Each bar represents a protein. Y-axis is the explained variation. Proportion of variation is separated into cis-pQTLs (blue), trans-pQTLs (green) and microbiome (red).
Fig. 3Association of FUT2, Ep-CAM and Blautia.
On all plots, level of Ep-CAM and log-transformed abundance of Blautia genus are scaled to mean=0/SD=1. A. Association between plasma level of Ep-CAM and secretor/non-secretor status of ABH antigens encoded by a genetic variant rs601338 within FUT2 gene. B. Association between Blautia and secretor/non-secretor status in two independent cohorts. C. Association between plasma levels of Ep-CAM and abundance of Blautia. Each circle represents an individual sample: secretor individuals (blue) and non-secretors (red). D. Partial correlation analysis among FUT2, Ep-CAM and Blautia. Partial correlation coefficient and P-value are labeled at each edge.
Fig. 4Network of protein co-abundance and protein-protein interactions.

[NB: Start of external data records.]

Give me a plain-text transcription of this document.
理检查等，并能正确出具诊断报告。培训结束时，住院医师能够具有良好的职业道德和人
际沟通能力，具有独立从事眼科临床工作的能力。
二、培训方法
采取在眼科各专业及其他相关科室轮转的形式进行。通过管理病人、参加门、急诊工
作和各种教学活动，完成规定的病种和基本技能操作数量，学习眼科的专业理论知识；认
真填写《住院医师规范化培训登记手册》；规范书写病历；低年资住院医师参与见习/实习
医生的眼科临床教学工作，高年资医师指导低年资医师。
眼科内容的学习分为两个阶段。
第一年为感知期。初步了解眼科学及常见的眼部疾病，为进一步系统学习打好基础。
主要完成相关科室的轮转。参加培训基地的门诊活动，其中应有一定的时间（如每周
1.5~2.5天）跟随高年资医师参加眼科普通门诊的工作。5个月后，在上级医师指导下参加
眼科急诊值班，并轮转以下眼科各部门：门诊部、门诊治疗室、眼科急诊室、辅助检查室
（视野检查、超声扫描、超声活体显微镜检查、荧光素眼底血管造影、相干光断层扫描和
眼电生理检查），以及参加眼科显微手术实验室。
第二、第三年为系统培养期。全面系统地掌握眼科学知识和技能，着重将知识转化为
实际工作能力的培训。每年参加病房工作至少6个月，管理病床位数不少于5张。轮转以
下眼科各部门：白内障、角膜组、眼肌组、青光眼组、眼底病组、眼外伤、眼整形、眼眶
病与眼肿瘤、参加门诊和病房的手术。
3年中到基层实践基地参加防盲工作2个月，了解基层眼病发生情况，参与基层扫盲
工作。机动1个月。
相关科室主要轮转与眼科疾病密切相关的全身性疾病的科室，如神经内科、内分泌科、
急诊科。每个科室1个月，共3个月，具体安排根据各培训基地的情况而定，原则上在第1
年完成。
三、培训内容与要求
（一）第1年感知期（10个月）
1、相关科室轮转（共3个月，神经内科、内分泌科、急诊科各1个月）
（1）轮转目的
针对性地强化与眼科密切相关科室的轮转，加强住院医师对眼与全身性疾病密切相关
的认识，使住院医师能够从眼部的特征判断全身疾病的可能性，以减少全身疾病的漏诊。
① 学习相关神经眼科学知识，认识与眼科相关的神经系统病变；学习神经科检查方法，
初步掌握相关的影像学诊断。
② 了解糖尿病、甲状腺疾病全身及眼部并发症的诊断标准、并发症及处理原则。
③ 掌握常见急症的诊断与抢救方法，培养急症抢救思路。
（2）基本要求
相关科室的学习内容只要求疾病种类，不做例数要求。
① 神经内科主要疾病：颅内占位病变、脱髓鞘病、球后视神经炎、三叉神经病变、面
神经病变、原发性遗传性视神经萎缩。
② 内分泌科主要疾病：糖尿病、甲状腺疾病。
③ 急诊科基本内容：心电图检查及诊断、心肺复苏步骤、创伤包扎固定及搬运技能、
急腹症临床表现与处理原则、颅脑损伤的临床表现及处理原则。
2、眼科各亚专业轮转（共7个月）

Each circle represents a protein. Circle size indicates the proportion of total explained variation. Large circles suggest a large amount of variation could be explained by genetic and/or microbial factors. Small circles suggest a small proportion of variation explained. The pie chart in each circle reflects the relative contributions of cis-pQTLs, trans-pQTLs and gut microbiome to the total explained variation. Blue edges refer to co-abundance of Bayesian network analysis. Red edges refer to experimentally verified protein-protein interaction. Two sub-networks are highlighted: a group of proteins involved in metabolism (pale green area) and a group of genes functioning in neural system (light gray area).
Fig. 5Genetic-microbiome interaction for CNTN1.
A. Trans-pQTL effect of CNTN1 at SNP rs61261356 in the TMEM8A/AXIN1 locus. B. Association between plasma level of CNTN1 and the bacterial chorismate biosynthesis pathway. C. Genetic-microbiome interaction in CNTN1. Association strength between CNTN1 and chorismate biosynthesis is different and significantly lower in homozygous individuals.